Kebiasaan membawa tas besar berisi beragam keperluan memang praktis, namun kekhawatiran akan dampaknya terhadap kesehatan tulang belakang kerap menghantui. Salah satu mitos yang beredar luas adalah anggapan bahwa membawa tas berat di satu sisi tubuh dapat menyebabkan skoliosis.
Namun, dokter spesialis ortopedi dr. Andra Hendriarto, Sp. OT (K) membantah keras anggapan tersebut. “Kalau pakai tas berat di satu sisi apakah bikin skoliosis? Jawabannya enggak,” tegasnya dalam acara edukasi media yang diselenggarakan Rumah Sakit Pondok Indah, Jakarta, Rabu (17/9/2025).
Tas Berat Bukan Penyebab Utama
Dr. Andra menjelaskan bahwa meski membawa tas berat dapat menyebabkan ketidaknyamanan dan nyeri pada pundak, hal ini tidak secara langsung menyebabkan skoliosis. Kondisi tersebut memang dapat membuat postur tubuh tertarik ke belakang dengan leher menunduk, yang tidak baik untuk kesehatan tulang punggung dan dapat menimbulkan rasa pegal.
“Pakai tas itu rekomendasinya cuma 10 persen dari berat badan. Kalau terlalu berat enggak bagus, apalagi yang mengalami sakit pinggang karena bakal tambah sakit,” jelasnya.
Faktor Genetik Berperan Besar
Berbeda dengan anggapan umum, penyebab skoliosis ternyata lebih kompleks. Menurut penelitian yang dikutip dr. Andra, sekitar 30 persen kasus skoliosis disebabkan oleh faktor genetik. “Dari sepuluh orang yang kena skoliosis, tiga orang memang punya keluarga dengan skoliosis sedangkan sisanya enggak,” paparnya.
Yang mengkhawatirkan, sekitar 80-90 persen penyebab skoliosis masih menjadi misteri medis atau dikenal dengan istilah skoliosis idiopatik.
Deteksi Dini di Masa Pubertas
Skoliosis umumnya baru terdeteksi saat seseorang memasuki masa pubertas, yaitu dari kelas 1 SMP hingga kelas 3 SMA. Gejala awal yang perlu diwaspadai antara lain bahu yang tidak simetris dengan salah satu sisi lebih tinggi, tulang belikat yang terlihat menonjol, dan adanya lipatan kulit tambahan di punggung.
“Pada kasus ekstrem, badannya terlihat kayak tertiup angin dengan tubuh bagian atas yang miring dan melengkung,” tambah dr.
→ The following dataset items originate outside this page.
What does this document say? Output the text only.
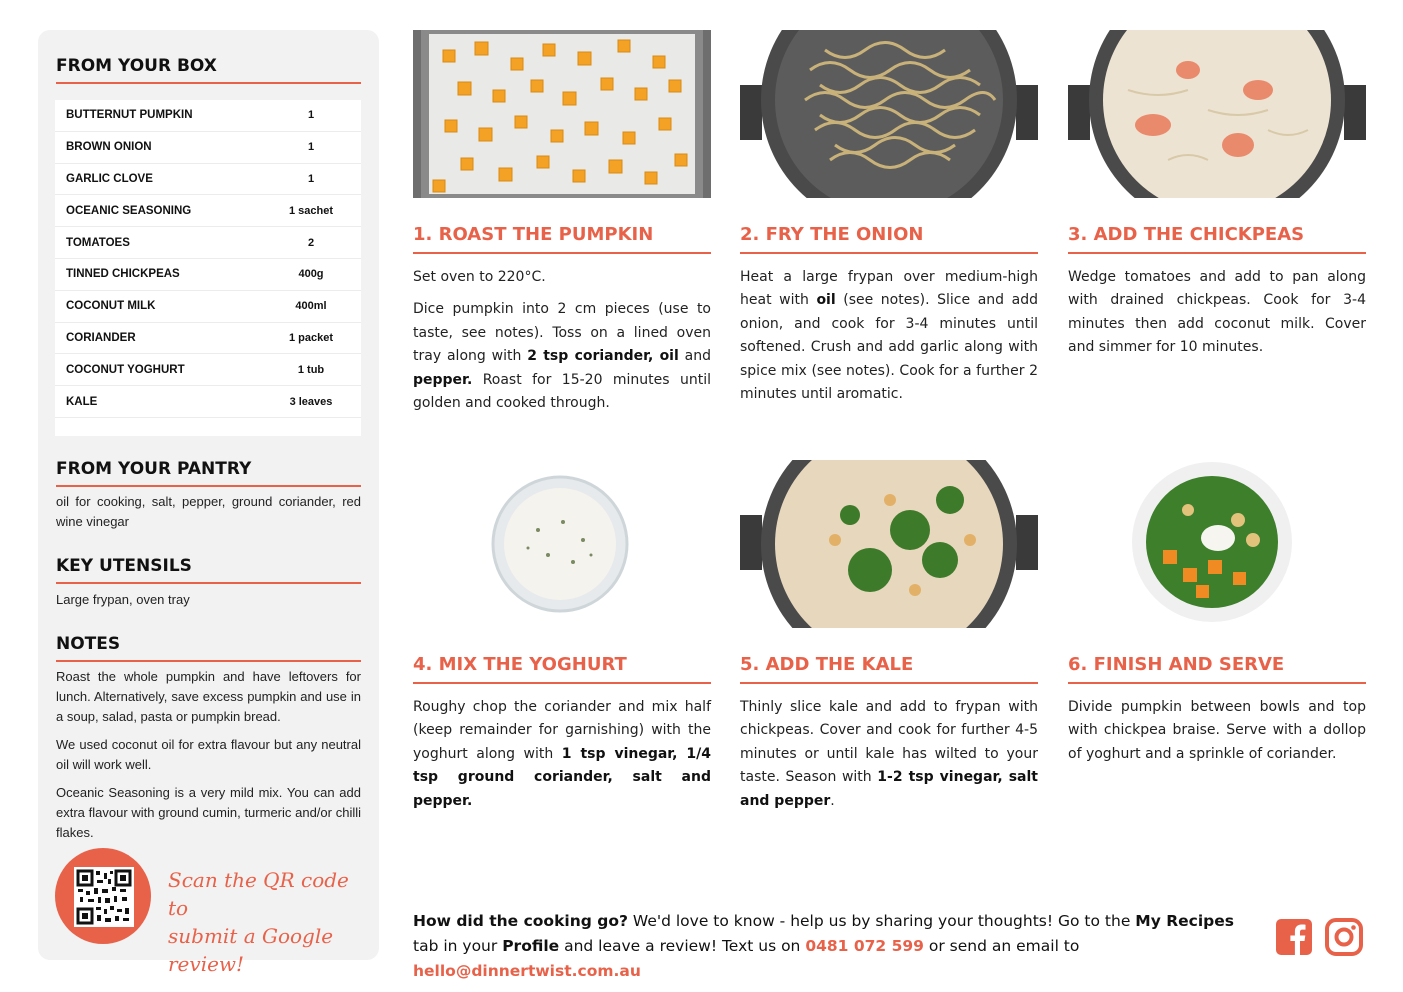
FROM YOUR BOX
BUTTERNUT PUMPKIN	1
BROWN ONION	1
GARLIC CLOVE	1
OCEANIC SEASONING	1 sachet
TOMATOES	2
TINNED CHICKPEAS	400g
COCONUT MILK	400ml
CORIANDER	1 packet
COCONUT YOGHURT	1 tub
KALE	3 leaves
FROM YOUR PANTRY
oil for cooking, salt, pepper, ground coriander, red wine vinegar
KEY UTENSILS
Large frypan, oven tray
NOTES

Roast the whole pumpkin and have leftovers for lunch. Alternatively, save excess pumpkin and use in a soup, salad, pasta or pumpkin bread.

We used coconut oil for extra flavour but any neutral oil will work well.

Oceanic Seasoning is a very mild mix. You can add extra flavour with ground cumin, turmeric and/or chilli flakes.

Scan the QR code to
submit a Google review!
1. ROAST THE PUMPKIN

Set oven to 220°C.

Dice pumpkin into 2 cm pieces (use to taste, see notes). Toss on a lined oven tray along with 2 tsp coriander, oil and pepper. Roast for 15-20 minutes until golden and cooked through.

2. FRY THE ONION

Heat a large frypan over medium-high heat with oil (see notes). Slice and add onion, and cook for 3-4 minutes until softened. Crush and add garlic along with spice mix (see notes). Cook for a further 2 minutes until aromatic.

3. ADD THE CHICKPEAS

Wedge tomatoes and add to pan along with drained chickpeas. Cook for 3-4 minutes then add coconut milk. Cover and simmer for 10 minutes.

4. MIX THE YOGHURT

Roughy chop the coriander and mix half (keep remainder for garnishing) with the yoghurt along with 1 tsp vinegar, 1/4 tsp ground coriander, salt and pepper.

5. ADD THE KALE

Thinly slice kale and add to frypan with chickpeas. Cover and cook for further 4-5 minutes or until kale has wilted to your taste. Season with 1-2 tsp vinegar, salt and pepper.

6. FINISH AND SERVE

Divide pumpkin between bowls and top with chickpea braise. Serve with a dollop of yoghurt and a sprinkle of coriander.

How did the cooking go? We'd love to know - help us by sharing your thoughts! Go to the My Recipes tab in your Profile and leave a review! Text us on 0481 072 599 or send an email to hello@dinnertwist.com.au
Andra.
Tes Sederhana untuk Deteksi
Orangtua dapat melakukan pemeriksaan sederhana untuk mendeteksi skoliosis pada anak. Caranya cukup mudah: minta anak untuk membungkuk atau rukuk, kemudian amati dari belakang apakah salah satu pundak terlihat lebih menonjol. Jika ya, perlu dicurigai adanya skoliosis.
Penanganan Berdasarkan Tingkat Keparahan
Sayangnya, skoliosis tidak dapat dicegah. Namun, perkembangan derajat lengkungannya dapat dikontrol melalui screening rutin, terutama saat anak memasuki masa pubertas ketika tulang masih dalam fase pertumbuhan.
Penanganan skoliosis disesuaikan dengan tingkat keparahan:
- Lengkungan 25-45 derajat: Penggunaan korset jika tulang masih bertumbuh
- Lengkungan di atas 50 derajat: Tindakan operasi
Dr. Andra memperingatkan bahwa skoliosis dapat bertambah satu hingga dua derajat per tahun. “Kalau di umur 15 tahun sudah 50 derajat, artinya saat umur 40 tahun akan menjadi 75 atau bahkan 100 derajat,” ungkapnya.
Dampak Jangka Panjang
Jika dibiarkan tanpa penanganan, skoliosis tidak hanya menyebabkan tulang belakang semakin bengkok, tetapi juga dapat mengakibatkan tubuh menjadi pendek, rongga dada dan perut menyempit, sesak napas, dan mudah lelah saat berolahraga.
Untuk informasi lebih detail mengenai penyebab, gejala, dan penanganan skoliosis, disarankan untuk berkonsultasi langsung dengan dokter spesialis ortopedi di rumah sakit terdekat.